Krzysztof Kołaczyk piłkarską karierę rozpoczynał w Rakowie, ale już na jej początku znalazł się w piłkarskim raju. W sezonie 1986/87 jako 16-latek uzdolniony obrońca trafił do Górnika Zabrze. Wielu uważało go za jednego z najbardziej utalentowanych polskich piłkarzy schyłku lat 90-tych. Porównywali go do Włodzimierza Lubańskiego…

W debiutanckim sezonie rozegrał w barwach drużyny z Roosevelta czternaście spotkań, w których zdobył jedną bramkę. Zabrzanie sięgnęli wówczas po tytuł mistrza Polski. Sytuacja powtórzyła się rok później, ale w tej kampanii Kołaczyk rozegrał tylko cztery mecze, w których raz wpisał się na listę strzelców. 

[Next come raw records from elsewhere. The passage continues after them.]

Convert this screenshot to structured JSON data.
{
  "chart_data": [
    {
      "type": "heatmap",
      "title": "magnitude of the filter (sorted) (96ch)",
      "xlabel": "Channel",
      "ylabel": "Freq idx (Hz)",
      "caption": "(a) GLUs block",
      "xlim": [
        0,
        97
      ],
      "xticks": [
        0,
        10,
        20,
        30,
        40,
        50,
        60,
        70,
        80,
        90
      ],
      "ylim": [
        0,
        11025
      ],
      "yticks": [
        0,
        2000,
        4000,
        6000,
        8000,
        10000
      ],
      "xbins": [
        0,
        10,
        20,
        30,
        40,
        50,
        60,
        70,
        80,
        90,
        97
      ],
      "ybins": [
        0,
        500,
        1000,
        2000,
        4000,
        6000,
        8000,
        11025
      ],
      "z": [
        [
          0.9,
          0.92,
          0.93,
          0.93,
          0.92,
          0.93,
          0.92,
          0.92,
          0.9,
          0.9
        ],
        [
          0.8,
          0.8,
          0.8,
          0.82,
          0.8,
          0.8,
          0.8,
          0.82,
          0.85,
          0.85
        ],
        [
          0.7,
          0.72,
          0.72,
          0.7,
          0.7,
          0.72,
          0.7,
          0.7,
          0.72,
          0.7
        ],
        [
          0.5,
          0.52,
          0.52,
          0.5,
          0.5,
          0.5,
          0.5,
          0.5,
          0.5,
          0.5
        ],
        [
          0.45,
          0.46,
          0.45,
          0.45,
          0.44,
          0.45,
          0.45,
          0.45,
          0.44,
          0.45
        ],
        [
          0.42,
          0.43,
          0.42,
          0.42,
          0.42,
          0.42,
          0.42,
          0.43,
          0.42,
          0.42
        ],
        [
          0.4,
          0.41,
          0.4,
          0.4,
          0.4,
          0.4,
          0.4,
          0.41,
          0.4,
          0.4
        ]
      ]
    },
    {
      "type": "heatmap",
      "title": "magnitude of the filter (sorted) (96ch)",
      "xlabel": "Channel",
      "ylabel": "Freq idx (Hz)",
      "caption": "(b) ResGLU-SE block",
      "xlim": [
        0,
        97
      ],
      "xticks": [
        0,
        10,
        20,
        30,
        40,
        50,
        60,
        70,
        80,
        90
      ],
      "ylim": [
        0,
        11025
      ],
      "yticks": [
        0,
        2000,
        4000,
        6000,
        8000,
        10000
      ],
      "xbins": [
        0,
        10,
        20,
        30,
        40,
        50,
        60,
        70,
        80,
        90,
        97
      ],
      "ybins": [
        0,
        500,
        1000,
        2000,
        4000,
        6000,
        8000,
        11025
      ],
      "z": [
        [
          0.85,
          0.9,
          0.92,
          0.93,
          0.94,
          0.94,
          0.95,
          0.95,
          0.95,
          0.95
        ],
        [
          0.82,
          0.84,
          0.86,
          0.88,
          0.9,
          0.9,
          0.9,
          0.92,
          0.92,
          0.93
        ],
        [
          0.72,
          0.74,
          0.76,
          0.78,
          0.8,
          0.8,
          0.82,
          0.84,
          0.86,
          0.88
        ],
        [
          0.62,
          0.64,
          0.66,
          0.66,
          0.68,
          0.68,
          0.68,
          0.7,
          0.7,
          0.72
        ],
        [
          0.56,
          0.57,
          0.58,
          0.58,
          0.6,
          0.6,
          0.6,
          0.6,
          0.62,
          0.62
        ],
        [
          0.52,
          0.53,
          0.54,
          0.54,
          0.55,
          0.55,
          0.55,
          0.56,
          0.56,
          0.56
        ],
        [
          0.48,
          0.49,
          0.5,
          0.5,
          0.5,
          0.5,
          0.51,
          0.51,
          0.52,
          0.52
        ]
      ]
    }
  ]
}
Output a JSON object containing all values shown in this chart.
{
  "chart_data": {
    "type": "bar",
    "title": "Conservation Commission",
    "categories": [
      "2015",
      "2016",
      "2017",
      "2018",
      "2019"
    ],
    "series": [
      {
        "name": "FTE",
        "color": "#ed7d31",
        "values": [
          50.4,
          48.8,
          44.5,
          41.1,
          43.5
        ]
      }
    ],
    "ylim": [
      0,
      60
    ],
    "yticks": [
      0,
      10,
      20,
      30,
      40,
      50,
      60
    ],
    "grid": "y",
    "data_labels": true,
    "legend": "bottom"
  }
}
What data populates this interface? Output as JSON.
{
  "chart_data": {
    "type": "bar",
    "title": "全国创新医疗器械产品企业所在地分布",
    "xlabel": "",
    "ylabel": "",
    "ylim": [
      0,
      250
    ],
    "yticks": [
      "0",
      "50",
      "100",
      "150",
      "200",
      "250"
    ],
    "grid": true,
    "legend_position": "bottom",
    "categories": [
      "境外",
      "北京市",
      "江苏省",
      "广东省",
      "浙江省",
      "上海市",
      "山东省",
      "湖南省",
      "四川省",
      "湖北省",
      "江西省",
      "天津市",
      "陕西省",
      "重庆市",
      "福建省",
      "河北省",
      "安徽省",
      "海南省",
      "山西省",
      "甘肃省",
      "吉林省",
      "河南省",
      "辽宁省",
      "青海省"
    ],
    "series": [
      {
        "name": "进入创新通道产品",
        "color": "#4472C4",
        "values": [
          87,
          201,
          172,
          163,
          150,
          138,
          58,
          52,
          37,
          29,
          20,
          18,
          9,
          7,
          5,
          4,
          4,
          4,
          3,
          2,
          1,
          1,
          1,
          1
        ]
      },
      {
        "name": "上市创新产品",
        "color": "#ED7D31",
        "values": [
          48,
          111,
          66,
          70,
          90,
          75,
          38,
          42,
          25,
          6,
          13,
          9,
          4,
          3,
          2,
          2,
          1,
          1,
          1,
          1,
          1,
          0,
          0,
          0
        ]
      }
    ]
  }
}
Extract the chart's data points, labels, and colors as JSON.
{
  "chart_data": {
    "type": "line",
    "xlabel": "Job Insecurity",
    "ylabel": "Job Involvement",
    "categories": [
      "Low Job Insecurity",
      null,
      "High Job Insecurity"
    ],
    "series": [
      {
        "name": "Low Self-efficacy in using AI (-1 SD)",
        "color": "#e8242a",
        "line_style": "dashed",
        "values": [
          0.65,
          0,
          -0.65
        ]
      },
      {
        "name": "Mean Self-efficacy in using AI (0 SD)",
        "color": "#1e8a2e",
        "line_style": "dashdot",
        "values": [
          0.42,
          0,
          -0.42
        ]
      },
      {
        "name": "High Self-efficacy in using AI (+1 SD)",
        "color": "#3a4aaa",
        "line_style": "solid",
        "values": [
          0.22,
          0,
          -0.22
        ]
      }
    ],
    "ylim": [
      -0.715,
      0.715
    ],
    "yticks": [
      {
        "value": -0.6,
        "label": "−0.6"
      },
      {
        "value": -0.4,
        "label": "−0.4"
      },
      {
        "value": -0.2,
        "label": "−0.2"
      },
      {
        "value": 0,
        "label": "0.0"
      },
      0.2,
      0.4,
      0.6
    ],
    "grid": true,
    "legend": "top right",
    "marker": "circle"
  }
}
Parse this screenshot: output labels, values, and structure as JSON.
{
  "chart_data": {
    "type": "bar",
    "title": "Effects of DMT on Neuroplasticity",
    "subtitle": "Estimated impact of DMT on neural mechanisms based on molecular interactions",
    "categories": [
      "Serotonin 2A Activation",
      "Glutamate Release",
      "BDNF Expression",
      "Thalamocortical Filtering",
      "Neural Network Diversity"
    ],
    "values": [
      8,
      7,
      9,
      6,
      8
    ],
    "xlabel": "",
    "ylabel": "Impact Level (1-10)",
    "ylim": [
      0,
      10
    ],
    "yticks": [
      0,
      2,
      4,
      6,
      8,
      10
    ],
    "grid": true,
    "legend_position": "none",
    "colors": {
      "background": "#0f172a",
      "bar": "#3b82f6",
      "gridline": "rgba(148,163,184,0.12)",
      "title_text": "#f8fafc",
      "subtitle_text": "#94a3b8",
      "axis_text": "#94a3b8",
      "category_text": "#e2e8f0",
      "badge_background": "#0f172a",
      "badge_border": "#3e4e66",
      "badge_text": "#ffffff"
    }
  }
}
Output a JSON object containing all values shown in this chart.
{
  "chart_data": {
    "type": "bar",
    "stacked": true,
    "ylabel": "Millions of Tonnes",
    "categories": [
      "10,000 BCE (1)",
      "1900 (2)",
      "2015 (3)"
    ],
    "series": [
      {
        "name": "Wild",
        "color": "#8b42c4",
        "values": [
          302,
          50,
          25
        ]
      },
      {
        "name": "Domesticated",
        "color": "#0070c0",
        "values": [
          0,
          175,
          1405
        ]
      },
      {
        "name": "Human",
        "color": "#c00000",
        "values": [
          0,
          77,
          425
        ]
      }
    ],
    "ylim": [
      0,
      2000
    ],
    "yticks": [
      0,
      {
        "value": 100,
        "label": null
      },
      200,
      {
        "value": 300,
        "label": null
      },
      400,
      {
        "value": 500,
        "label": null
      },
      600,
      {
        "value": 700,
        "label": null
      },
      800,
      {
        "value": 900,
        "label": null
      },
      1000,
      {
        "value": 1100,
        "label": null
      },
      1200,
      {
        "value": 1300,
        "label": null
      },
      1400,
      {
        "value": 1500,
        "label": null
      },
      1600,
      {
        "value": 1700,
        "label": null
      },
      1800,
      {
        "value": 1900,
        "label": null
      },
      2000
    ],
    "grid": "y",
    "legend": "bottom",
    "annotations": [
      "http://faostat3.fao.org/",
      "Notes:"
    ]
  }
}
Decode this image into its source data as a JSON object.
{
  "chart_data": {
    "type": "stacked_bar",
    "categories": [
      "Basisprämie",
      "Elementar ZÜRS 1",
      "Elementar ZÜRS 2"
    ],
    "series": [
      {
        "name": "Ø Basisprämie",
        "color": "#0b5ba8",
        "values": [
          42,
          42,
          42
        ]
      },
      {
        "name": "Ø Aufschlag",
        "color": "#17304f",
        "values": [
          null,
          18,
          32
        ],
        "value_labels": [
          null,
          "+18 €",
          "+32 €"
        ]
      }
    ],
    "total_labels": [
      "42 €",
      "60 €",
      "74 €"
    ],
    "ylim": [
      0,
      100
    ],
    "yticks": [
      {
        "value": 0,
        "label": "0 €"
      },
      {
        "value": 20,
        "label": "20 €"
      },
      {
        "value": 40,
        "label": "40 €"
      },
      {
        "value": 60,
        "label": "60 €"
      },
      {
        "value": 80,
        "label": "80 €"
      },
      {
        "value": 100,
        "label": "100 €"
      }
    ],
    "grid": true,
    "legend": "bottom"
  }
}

W tym wypadku dały się we znaki poważne problemy zdrowotne, z jakimi zmagał się wychowanek klubu z Częstochowy. Doskwierał mu chroniczny ból kręgosłupa, który momentami był do tego stopnia dotkliwy, że nastolatek nie umiał wstać z łóżka. 

Przeprowadzone szczegółowe badania wykazały, że Kołaczyk zmaga się z dość nietypową wadą wrodzoną kręgosłupa. Miał luzy między czwartym i piątym kręgiem lędźwiowym. Podczas gdy zwykły człowiek nie odczuwa w takiej sytuacji większego dyskomfortu, narażony na zwiększony wysiłek i większe obciążenia organizm piłkarza reagował inaczej. 

Przez problemy z kręgosłupem Kołaczyk był wyłączony z gry i treningów. W tym czasie miał pracować na siłowni, by wzmocnić partie mięśni grzbietu tak by odciążyć bolący odcinek lędźwiowy. Mimo potu wylanego na siłowni i włożonego w pracę trudu młody zawodnik nie zdołał wrócić do treningów z drużyną z pełnymi obciążeniami. Ledwo przymierzał się do zajęć, kręgosłup znowu dał o sobie znać. 

W Górniku zalecono mu odpoczynek i dodatkowe badania. Mniej wyrozumiały był ówczesny selekcjoner młodzieżowej reprezentacji Polski Janusz Wójcik. Ten nie tylko – mimo urazu – powoływał Kołaczyka do kadry i nalegał na jego przyjazd na zgrupowanie, ale też świadom jego problemów ze zdrowiem… wystawiał młodego piłkarza do gry. 

Zabrzański klub znalazł dla swojego gracza najlepszego w kraju specjalistę chorób kręgosłupa, doktora Gerwazego Świderskiego z Wrocławia. Kołaczyk udał się do stolicy Dolnego Śląska, a wybitny fachowiec po zbadaniu pacjenta przygotował dla niego specjalistyczny plan leczenia. 

Jego głównym założeniem było to, że Kołaczyk… ma leżeć w łóżku i skupiać się na zaleconych przez lekarza treningach, ćwiczeniach, masażach i rehabilitacji. Każdy ruch, wstawanie czy nawet droga do toalety – musiały być wykonane w zalecony przez doktora Świderskiego sposób. Najmniejsze nawet odległości pokonywał o kulach lub na wózku inwalidzkim, by zminimalizować ruchliwość kręgosłupa podczas poruszania się.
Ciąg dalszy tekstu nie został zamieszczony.